Pour le moment, ils prennent le Vaporetto et les taxis, qui sont polluants également. Si un port externe se développe, on pourrait réfléchir à des solutions de transport plus durables et respectueuses de la planète.
Vouloir est pouvoir. Avec mon association venessia.com, nous avons toujours soutenu la mobilité électrique. À Venise, les modes de déplacement doivent évoluer absolument, et nous militons pour se diriger vers cette nouvelle solution énergétique.
Quelles sont les bons points de cette décision ?
Nous ne connaissons pas précisément les échéances, mais nous craignons qu’elles soient longues. Ces craintes se sont déjà avérées il y a quelques années, avec le Décret Clini/Passera. Théoriquement, il interdit l’entrée aux navires supérieurs à 40 000 tonnes. Concrètement, rien n’a changé et nous redoutons que la même situation se reproduise dans les prochains mois.

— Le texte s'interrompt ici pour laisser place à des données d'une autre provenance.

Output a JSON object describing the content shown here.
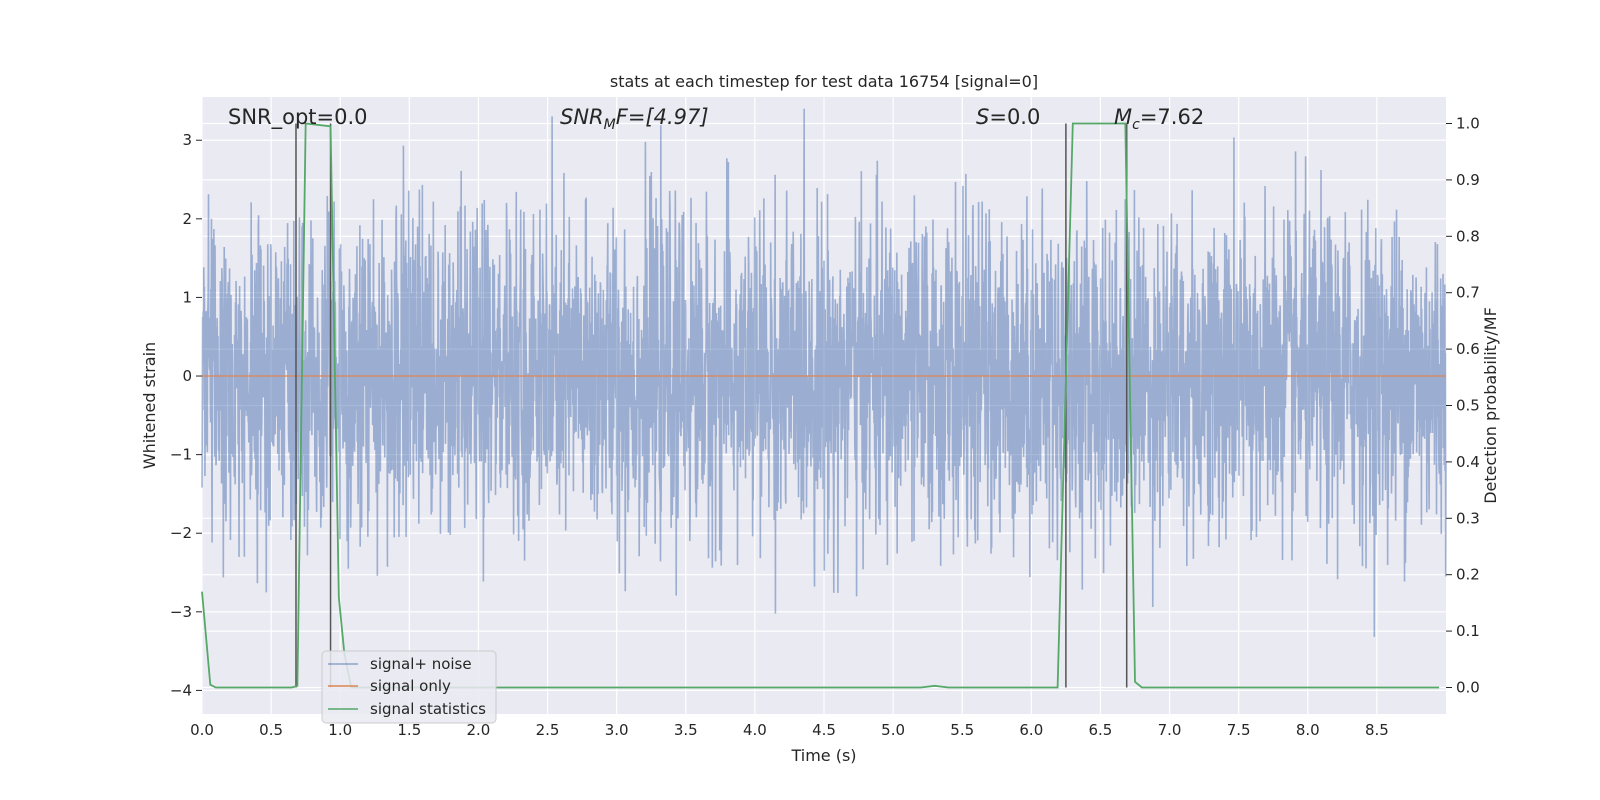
{
  "chart_data": {
    "type": "line",
    "title": "stats at each timestep for test data 16754 [signal=0]",
    "xlabel": "Time (s)",
    "ylabel": "Whitened strain",
    "ylabel_right": "Detection probability/MF",
    "xlim": [
      0.0,
      9.0
    ],
    "ylim": [
      -4.3,
      3.55
    ],
    "ylim_right": [
      -0.047,
      1.047
    ],
    "x_ticks": [
      "0.0",
      "0.5",
      "1.0",
      "1.5",
      "2.0",
      "2.5",
      "3.0",
      "3.5",
      "4.0",
      "4.5",
      "5.0",
      "5.5",
      "6.0",
      "6.5",
      "7.0",
      "7.5",
      "8.0",
      "8.5"
    ],
    "y_ticks": [
      "3",
      "2",
      "1",
      "0",
      "−1",
      "−2",
      "−3",
      "−4"
    ],
    "y_ticks_right": [
      "1.0",
      "0.9",
      "0.8",
      "0.7",
      "0.6",
      "0.5",
      "0.4",
      "0.3",
      "0.2",
      "0.1",
      "0.0"
    ],
    "grid": true,
    "legend_position": "lower-left",
    "annotations": {
      "snr_opt": "SNR_opt=0.0",
      "snr_mf_main": "SNR",
      "snr_mf_sub": "M",
      "snr_mf_rest": "F=[4.97]",
      "s_main": "S",
      "s_rest": "=0.0",
      "mc_main": "M",
      "mc_sub": "c",
      "mc_rest": "=7.62"
    },
    "series": [
      {
        "name": "signal+ noise",
        "color": "#4c72b0",
        "axis": "left",
        "kind": "noise",
        "sample_rate_hz": 2048,
        "duration_s": 9.0,
        "approx_std": 1.0,
        "approx_range": [
          -3.6,
          3.4
        ]
      },
      {
        "name": "signal only",
        "color": "#dd8452",
        "axis": "left",
        "x": [
          0.0,
          9.0
        ],
        "y": [
          0.0,
          0.0
        ]
      },
      {
        "name": "signal statistics",
        "color": "#55a868",
        "axis": "right",
        "x": [
          0.0,
          0.06,
          0.1,
          0.2,
          0.5,
          0.65,
          0.69,
          0.75,
          0.93,
          0.99,
          1.03,
          1.08,
          2.0,
          3.0,
          4.0,
          5.0,
          5.2,
          5.3,
          5.4,
          5.6,
          6.19,
          6.3,
          6.68,
          6.75,
          6.8,
          7.0,
          8.0,
          8.95
        ],
        "y": [
          0.17,
          0.005,
          0.0,
          0.0,
          0.0,
          0.0,
          0.003,
          1.0,
          0.995,
          0.16,
          0.06,
          0.0,
          0.0,
          0.0,
          0.0,
          0.0,
          0.0,
          0.003,
          0.0,
          0.0,
          0.0,
          1.0,
          1.0,
          0.01,
          0.0,
          0.0,
          0.0,
          0.0
        ]
      }
    ],
    "vertical_markers": {
      "color": "#555555",
      "axis": "right",
      "x": [
        0.68,
        0.93,
        6.25,
        6.69
      ],
      "y_range": [
        0.0,
        1.0
      ]
    }
  }
}
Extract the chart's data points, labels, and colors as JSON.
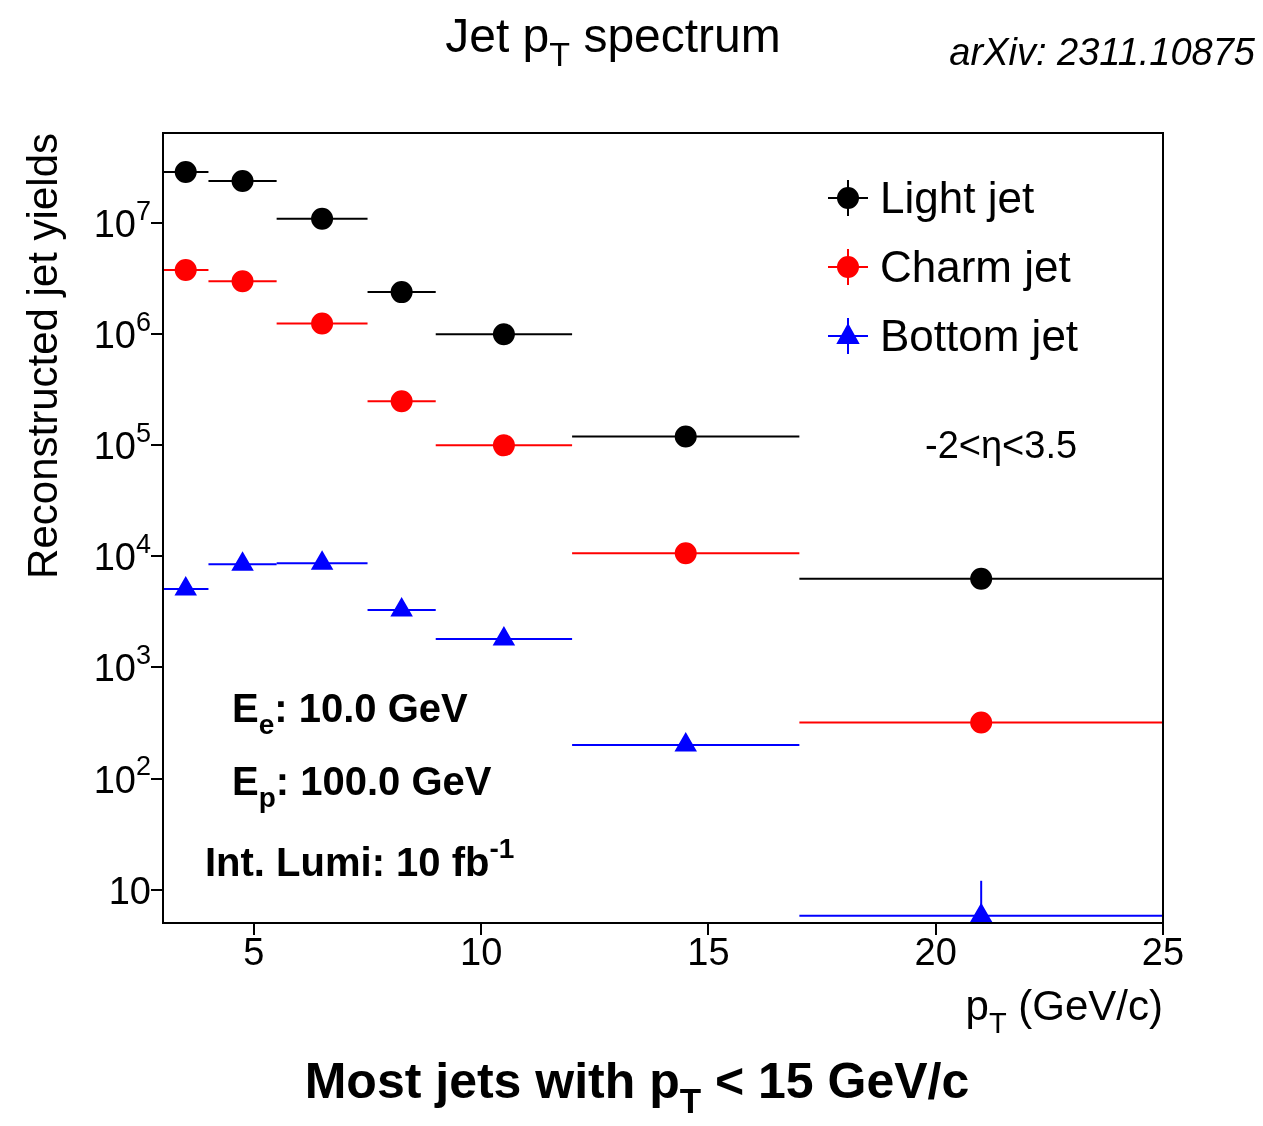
{
  "chart_data": {
    "type": "scatter",
    "title": "Jet p$_{T}$ spectrum",
    "xlabel": "p$_{T}$ (GeV/c)",
    "ylabel": "Reconstructed jet yields",
    "x": [
      3.5,
      4.75,
      6.5,
      8.25,
      10.5,
      14.5,
      21
    ],
    "series": [
      {
        "name": "Light jet",
        "color": "#000000",
        "marker": "circle",
        "values": [
          29000000,
          24000000,
          11000000,
          2400000,
          1000000,
          120000,
          6300
        ],
        "xerrors": [
          0.5,
          0.75,
          1,
          0.75,
          1.5,
          2.5,
          4
        ]
      },
      {
        "name": "Charm jet",
        "color": "#ff0000",
        "marker": "circle",
        "values": [
          3800000,
          3000000,
          1250000,
          250000,
          100000,
          10700,
          320
        ],
        "xerrors": [
          0.5,
          0.75,
          1,
          0.75,
          1.5,
          2.5,
          4
        ]
      },
      {
        "name": "Bottom jet",
        "color": "#0000ff",
        "marker": "triangle",
        "values": [
          5100,
          8500,
          8700,
          3300,
          1800,
          200,
          5.8
        ],
        "xerrors": [
          0.5,
          0.75,
          1,
          0.75,
          1.5,
          2.5,
          4
        ],
        "errors": [
          null,
          null,
          null,
          null,
          null,
          null,
          [
            5,
            12
          ]
        ]
      }
    ],
    "log": "y",
    "xlim": [
      3,
      25
    ],
    "xticks": [
      5,
      10,
      15,
      20,
      25
    ],
    "ylim": [
      5,
      65000000
    ],
    "yticks": [
      {
        "value": 10,
        "label": "10"
      },
      {
        "value": 100,
        "label": "10$^{2}$"
      },
      {
        "value": 1000,
        "label": "10$^{3}$"
      },
      {
        "value": 10000,
        "label": "10$^{4}$"
      },
      {
        "value": 100000,
        "label": "10$^{5}$"
      },
      {
        "value": 1000000,
        "label": "10$^{6}$"
      },
      {
        "value": 10000000,
        "label": "10$^{7}$"
      }
    ],
    "grid": false,
    "legend": "top right",
    "annotations": [
      "arXiv: 2311.10875",
      "-2<η<3.5",
      "E$_{e}$: 10.0 GeV",
      "E$_{p}$: 100.0 GeV",
      "Int. Lumi: 10 fb$^{-1}$",
      "Most jets with p$_{T}$ < 15 GeV/c"
    ]
  }
}
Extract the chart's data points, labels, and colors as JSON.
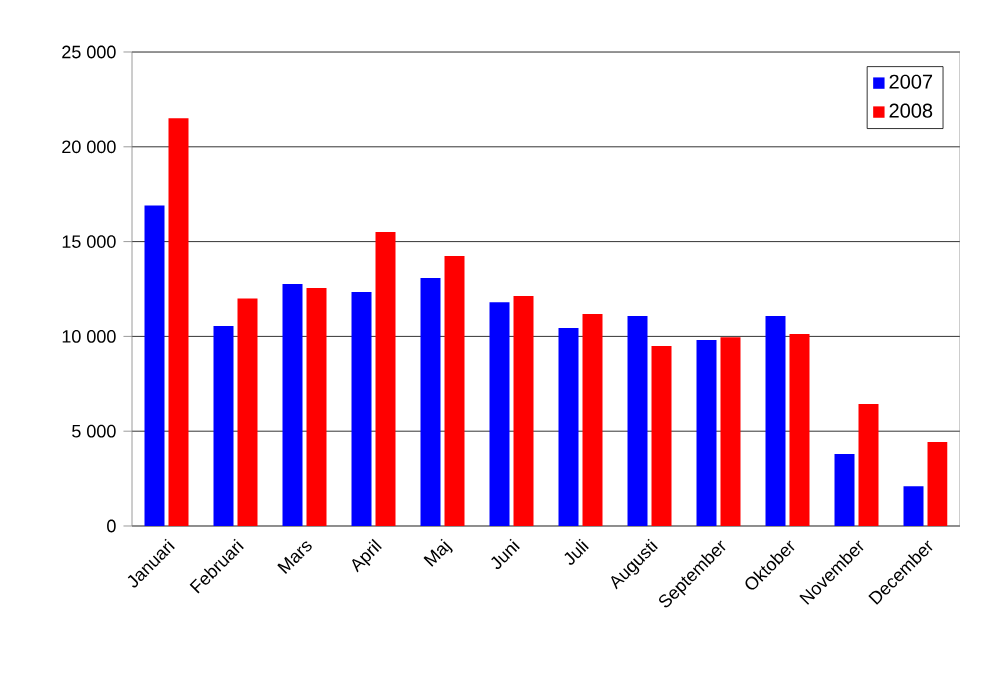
{
  "chart_data": {
    "type": "bar",
    "categories": [
      "Januari",
      "Februari",
      "Mars",
      "April",
      "Maj",
      "Juni",
      "Juli",
      "Augusti",
      "September",
      "Oktober",
      "November",
      "December"
    ],
    "series": [
      {
        "name": "2007",
        "color": "#0000ff",
        "values": [
          16900,
          10550,
          12760,
          12340,
          13080,
          11800,
          10440,
          11080,
          9810,
          11080,
          3800,
          2100
        ]
      },
      {
        "name": "2008",
        "color": "#ff0000",
        "values": [
          21500,
          12000,
          12550,
          15500,
          14240,
          12130,
          11180,
          9490,
          9950,
          10130,
          6430,
          4430
        ]
      }
    ],
    "ylim": [
      0,
      25000
    ],
    "yticks": [
      {
        "value": 0,
        "label": "0"
      },
      {
        "value": 5000,
        "label": "5 000"
      },
      {
        "value": 10000,
        "label": "10 000"
      },
      {
        "value": 15000,
        "label": "15 000"
      },
      {
        "value": 20000,
        "label": "20 000"
      },
      {
        "value": 25000,
        "label": "25 000"
      }
    ],
    "grid": "y",
    "legend": "top right"
  }
}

Quoi qu’il en soit, le plan présente un point positif sur le papier. Il prévoit de transférer les paquebots vers Marghera. Ainsi, les bateaux ne seront plus collés à nos constructions. Néanmoins, ce n’est qu’une façon de contourner le problème, puisqu’ils pourront toujours longer la lagune. La logique voudrait donc que le problème disparaisse totalement avec la construction d’un port off-shore. L’obstacle en Italie réside dans les travaux de constructions publiques ; le temps pour les faire est très long.
Y-a-t-il encore beaucoup de problèmes écologiques à résoudre à Venise ?
Absolument. Déjà, tous les moyens de locomotion aquatiques polluent énormément, à l’image des Vaporetto, des navettes et taxis, ou même des simples barques motorisées. Retirer de la circulation les paquebots serait positif, mais insuffisant. Venise demeure quand même une des villes italiennes les plus polluées.
La lutte contre les déchets plastiques s’affiche comme un autre grand combat. Cette préoccupation est au cœur des débats, surtout durant la haute saison. Des milliers de bouteilles et autres détritus finissent au fond de la lagune. Nous voudrions interdire leurs vente et utilisation dans la ville, grâce à un système de consigne, comme cela se faisait dans les années 70 !
Avec la crise sanitaire un nouveau dilemme apparait : protéger l’économie italienne et locale en relançant le tourisme ou protéger l’environnement en préservant la ville des flux touristiques ?
La crise sanitaire nous a rajouté un grand défi : concilier tourisme et environnement. C’est indéniable que les visiteurs doivent au plus vite revenir à Venise. L’économie locale se repose exclusivement sur ce secteur d’activité. Nous sommes vraiment à la limite d’un point de vue économique. Les plus malchanceux n’auront bientôt plus aucun moyen de survire (moi y compris).
Ceci dit, il faut désormais approfondir toutes les solutions durables. L’objectif est de s’éloigner le plus possible du trafic et du rythme monstrueux pré-Covid. Cela demande beaucoup de travail et de temps, on ne peut pas convertir toute une économie régionale en quelques mois. C’est un processus qui demande des dizaines d’années pour se mettre en place. Pour le moment c’est très difficile à organiser, et les problèmes seront de retour en même temps que les touristes.
Selon moi, pour faire cohabiter développement durable et tourisme, il faut arrêter d’être hypocrite. Il faut fixer un nombre limite de touristes, afin de ne pas engorger les rues, les canaux, et les places de la ville. C’est un moyen de respecter les habitants, la nature, mais aussi les consignes sanitaires.